Thursday, 2 January 2014

Clouds Stuffed With Rocks

Or, when is a cloud not a cloud? (But I like the imagery of the first title better!)

I began thinking about this a while ago: How does managing a cloud-like or Database-as-a-Service environment change a DBA's day to day role? And after a chance comment by one speaker at the Oracle Day event in Dublin last November, I began to seriously consider that maybe it doesn't, maybe a cloud only looks like a cloud from the user/client perspective, but not to the DBA.

My current employer began a massive consolidation and standardisation program across all their Oracle and SQL Server installations a few years ago, and gradually this morphed into what we might now think of as a cloud, or more precisely DBaaS. We wanted to remove complexity from all our users, so they never had to consider where their database was, what it was running on, how it was managed -- everything would be just there. The users provided some information (size, number of users, etc) up front, we ran through some sizing algorithms, and slotted the new schemas into our pool of databases. The end user got a service name alias and some login credentials, and access to the databae resources they needed. Job done.
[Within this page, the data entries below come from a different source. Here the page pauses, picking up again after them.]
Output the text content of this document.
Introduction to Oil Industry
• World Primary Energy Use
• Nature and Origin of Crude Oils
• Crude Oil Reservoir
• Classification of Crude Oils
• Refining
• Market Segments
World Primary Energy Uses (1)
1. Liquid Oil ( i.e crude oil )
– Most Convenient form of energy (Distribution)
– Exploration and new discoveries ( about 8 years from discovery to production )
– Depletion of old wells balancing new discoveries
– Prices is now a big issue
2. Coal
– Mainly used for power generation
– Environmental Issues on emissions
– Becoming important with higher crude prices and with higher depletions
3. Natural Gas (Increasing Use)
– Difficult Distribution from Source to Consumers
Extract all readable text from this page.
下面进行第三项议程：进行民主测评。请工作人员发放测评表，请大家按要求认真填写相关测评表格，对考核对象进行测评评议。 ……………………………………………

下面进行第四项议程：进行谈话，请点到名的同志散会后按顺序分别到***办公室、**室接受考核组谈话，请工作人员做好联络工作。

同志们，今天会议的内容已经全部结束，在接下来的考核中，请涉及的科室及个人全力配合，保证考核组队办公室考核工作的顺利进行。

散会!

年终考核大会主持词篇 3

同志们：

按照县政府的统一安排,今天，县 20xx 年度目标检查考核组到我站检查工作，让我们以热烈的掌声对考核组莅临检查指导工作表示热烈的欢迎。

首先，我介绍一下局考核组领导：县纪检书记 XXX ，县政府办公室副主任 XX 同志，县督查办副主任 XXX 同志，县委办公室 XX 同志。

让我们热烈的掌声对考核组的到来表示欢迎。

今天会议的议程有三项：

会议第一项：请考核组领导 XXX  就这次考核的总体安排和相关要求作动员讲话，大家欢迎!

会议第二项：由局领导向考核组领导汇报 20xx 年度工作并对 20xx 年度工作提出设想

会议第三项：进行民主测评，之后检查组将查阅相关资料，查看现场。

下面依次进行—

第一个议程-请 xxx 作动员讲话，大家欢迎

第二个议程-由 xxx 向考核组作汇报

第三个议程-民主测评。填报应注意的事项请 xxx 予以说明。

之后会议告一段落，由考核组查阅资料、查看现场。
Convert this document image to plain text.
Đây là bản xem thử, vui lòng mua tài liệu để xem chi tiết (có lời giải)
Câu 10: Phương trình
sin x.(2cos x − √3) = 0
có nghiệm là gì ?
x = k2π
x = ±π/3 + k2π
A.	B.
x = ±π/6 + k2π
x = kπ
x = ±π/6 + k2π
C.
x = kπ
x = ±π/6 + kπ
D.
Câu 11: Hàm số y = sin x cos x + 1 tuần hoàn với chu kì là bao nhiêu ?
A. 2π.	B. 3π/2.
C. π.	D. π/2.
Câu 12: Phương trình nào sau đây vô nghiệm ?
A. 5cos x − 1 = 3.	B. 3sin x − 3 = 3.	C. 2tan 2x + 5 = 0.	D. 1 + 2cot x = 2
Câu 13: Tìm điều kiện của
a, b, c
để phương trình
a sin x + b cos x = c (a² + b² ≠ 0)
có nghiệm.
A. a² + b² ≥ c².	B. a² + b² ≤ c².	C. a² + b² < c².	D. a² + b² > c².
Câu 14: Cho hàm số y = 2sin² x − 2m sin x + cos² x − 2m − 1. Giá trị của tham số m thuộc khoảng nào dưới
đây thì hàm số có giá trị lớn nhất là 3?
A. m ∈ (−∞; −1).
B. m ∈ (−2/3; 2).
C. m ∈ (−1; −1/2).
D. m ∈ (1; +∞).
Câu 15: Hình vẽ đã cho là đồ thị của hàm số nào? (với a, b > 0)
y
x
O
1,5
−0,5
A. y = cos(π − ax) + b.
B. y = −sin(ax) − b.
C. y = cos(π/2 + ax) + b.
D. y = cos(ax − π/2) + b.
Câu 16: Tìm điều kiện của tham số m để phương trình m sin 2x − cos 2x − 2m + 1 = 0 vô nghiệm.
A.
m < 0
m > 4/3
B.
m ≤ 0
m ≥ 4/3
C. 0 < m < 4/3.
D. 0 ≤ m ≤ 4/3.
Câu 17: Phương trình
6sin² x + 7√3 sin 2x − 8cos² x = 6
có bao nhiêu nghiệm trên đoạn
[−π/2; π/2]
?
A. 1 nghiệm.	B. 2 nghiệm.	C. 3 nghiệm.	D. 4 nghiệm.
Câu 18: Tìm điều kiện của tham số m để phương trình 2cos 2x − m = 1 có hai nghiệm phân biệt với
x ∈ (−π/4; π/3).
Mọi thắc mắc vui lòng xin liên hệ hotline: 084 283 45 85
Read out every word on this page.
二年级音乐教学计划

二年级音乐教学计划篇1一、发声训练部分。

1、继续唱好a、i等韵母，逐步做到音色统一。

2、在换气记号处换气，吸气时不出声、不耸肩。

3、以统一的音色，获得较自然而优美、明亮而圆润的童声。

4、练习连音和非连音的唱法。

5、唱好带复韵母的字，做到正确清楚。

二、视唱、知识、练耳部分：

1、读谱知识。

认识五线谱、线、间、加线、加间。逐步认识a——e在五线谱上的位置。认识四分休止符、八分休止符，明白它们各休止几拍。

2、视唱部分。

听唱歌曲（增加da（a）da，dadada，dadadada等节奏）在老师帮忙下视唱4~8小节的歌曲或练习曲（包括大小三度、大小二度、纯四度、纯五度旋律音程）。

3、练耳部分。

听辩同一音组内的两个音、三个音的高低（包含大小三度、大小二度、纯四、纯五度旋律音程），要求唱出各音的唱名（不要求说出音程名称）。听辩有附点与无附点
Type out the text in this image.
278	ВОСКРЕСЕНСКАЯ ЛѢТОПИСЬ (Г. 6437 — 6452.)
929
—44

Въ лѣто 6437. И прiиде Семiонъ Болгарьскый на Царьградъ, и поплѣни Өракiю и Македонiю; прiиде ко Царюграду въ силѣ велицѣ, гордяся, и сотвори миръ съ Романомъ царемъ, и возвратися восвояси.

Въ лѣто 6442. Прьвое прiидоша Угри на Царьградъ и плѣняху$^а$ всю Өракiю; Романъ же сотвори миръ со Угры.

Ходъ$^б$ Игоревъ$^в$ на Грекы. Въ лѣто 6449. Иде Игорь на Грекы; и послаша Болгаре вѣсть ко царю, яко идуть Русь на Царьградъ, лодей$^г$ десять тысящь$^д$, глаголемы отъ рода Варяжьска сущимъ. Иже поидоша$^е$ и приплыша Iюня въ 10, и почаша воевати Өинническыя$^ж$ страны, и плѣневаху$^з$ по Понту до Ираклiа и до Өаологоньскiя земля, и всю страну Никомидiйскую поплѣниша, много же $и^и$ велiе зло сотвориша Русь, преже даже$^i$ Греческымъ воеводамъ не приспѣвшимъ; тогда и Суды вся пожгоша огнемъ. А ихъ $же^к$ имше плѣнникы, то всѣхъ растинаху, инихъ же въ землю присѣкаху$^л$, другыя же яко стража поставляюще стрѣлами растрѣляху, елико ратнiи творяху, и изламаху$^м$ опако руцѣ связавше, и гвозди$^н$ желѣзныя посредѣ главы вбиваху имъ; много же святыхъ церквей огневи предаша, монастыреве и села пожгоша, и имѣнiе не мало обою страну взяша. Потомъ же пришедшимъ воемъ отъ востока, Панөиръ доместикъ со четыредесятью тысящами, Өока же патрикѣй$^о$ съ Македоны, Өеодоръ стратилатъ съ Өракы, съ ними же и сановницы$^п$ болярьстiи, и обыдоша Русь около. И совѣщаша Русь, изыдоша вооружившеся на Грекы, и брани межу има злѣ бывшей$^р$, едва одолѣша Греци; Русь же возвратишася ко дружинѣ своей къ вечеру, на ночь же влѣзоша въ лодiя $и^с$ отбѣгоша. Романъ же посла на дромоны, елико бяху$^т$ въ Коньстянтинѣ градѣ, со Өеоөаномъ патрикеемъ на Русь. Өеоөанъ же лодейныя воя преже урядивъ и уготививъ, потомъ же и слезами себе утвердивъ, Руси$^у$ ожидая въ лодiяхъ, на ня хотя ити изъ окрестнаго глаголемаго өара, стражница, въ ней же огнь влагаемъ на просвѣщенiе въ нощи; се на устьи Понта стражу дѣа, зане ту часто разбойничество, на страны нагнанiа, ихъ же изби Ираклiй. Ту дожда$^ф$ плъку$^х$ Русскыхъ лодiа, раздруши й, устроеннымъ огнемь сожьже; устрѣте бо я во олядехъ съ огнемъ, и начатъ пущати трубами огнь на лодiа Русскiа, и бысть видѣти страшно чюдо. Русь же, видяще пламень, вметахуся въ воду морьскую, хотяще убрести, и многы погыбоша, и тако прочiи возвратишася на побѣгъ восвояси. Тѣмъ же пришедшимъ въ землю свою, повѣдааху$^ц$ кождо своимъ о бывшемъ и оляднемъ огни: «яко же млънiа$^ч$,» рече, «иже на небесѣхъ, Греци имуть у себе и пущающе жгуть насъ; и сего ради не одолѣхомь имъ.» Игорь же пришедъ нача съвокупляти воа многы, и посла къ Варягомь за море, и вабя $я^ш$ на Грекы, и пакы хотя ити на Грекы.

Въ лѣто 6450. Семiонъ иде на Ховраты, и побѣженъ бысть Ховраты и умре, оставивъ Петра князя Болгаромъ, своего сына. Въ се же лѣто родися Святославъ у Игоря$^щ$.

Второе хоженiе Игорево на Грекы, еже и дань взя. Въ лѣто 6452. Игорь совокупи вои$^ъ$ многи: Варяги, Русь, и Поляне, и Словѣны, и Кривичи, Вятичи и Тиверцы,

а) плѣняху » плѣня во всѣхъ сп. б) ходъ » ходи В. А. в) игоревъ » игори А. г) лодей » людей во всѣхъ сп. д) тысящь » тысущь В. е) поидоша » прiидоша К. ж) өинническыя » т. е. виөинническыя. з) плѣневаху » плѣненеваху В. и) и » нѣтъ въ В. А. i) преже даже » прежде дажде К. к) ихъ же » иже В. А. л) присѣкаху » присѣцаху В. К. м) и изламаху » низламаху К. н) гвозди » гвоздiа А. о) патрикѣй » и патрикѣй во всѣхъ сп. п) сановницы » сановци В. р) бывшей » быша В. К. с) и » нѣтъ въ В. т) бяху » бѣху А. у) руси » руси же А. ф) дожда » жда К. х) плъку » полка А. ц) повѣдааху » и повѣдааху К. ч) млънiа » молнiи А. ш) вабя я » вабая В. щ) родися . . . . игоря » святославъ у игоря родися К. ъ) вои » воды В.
So database management became significantly simpler from the users' point of view. But it didn't change much from the DBA perspective. We still had backups to manage, queries to tune, user ids to create and reset, the occasional storage issue to resolve, and all the usual DBA bits and bobs.

The standardisation of the database configuration and environment simplified a few tasks (but did not remove them), and we had a new streamlined provisioning process; but after the easier set up, little changed in the DBA role -- we are still managing what amounts to a large collection of separate databases.

As with all DBA tasks, the technology moves inexorably forwards, making it all a bit easier (though not always simpler!), with the latest advances in Oracle 12c and OEM12c making provisioning and management easier still.

But I'm not convinced that DBaaS as a concept changes that much for the DBA.